Frittata with Asparagus, Fontina and Tomato

Tags:fritattta, brunch, asparagus, breakfast, lunch, dinner

Serving Size:Serves 6

Ingredients

  • 6 large eggs
  • 2 tablespoons whipping cream
  • 1/2 teaspoon salt, plus a pinch
  • 1/4 teaspoon freshly ground black pepper
  • 1 Tablespoon olive oil
  • 1 Tablespoon butter
  • 12 ounces asparagus, trimmed, cut into 1/4 to 1/2 inch pieces
  • 1 tomato, seeded, diced
  • salt
  • 3 ounces Fontina, diced

Adapted From:FoodNetwork.com

Description

An easy brunch recipe that can be served warm or at room tempurature.

Preparation

Preheat the broiler. Whisk the eggs, cream, 1/2 teaspoon salt, and pepper in a medium bowl to blend. Set aside. Heat the oil and butter in a 9 1/2-inch-diameter nonstick ovenproof skillet over medium heat. 

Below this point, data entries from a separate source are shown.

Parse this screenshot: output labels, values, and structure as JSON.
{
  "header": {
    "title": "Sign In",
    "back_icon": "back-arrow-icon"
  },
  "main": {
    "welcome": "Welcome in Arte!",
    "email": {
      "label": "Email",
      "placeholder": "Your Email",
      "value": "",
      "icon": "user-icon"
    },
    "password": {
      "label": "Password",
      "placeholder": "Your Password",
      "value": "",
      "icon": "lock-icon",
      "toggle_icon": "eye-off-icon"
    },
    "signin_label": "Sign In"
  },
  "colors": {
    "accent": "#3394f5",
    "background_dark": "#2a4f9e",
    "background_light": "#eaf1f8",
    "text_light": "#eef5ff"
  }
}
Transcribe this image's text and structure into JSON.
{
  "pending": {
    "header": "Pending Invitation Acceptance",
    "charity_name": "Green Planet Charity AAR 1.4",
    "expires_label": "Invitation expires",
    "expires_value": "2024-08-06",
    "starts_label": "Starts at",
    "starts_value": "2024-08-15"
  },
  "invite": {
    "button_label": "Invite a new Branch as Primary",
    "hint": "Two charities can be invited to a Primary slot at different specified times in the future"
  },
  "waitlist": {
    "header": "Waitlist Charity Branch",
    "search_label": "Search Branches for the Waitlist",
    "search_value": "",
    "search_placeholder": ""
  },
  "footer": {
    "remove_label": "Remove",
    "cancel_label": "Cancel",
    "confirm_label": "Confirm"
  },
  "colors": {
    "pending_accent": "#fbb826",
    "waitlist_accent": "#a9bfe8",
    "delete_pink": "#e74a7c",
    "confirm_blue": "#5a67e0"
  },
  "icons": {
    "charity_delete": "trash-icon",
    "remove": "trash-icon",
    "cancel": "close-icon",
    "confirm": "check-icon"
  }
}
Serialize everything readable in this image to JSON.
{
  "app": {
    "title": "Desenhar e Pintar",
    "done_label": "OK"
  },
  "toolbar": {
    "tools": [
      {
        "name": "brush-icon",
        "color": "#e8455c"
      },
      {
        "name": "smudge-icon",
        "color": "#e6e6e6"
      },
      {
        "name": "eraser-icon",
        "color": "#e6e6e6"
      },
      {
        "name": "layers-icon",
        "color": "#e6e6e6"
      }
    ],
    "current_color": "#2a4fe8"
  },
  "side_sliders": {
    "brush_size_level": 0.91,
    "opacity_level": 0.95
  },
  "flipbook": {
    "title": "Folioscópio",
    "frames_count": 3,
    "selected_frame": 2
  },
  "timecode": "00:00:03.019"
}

Add the asparagus and saute until crisp-tender, about 2 minutes. Raise the heat to medium-high. Add the tomato and a pinch of salt and saute 2 minutes longer. Pour the egg mixture over the asparagus mixture and cook for a few minutes until the eggs start to set. Sprinkle with cheese. 

Reduce heat to medium-low and cook until the frittata is almost set but the top is still runny, about 2 minutes. Place the skillet under the broiler. Broil until the top is set and golden brown on top, about 5 minutes. 

Let the frittata stand 2 minutes. Using a rubber spatula, loosen the frittata from skillet and slide the frittata onto a plate.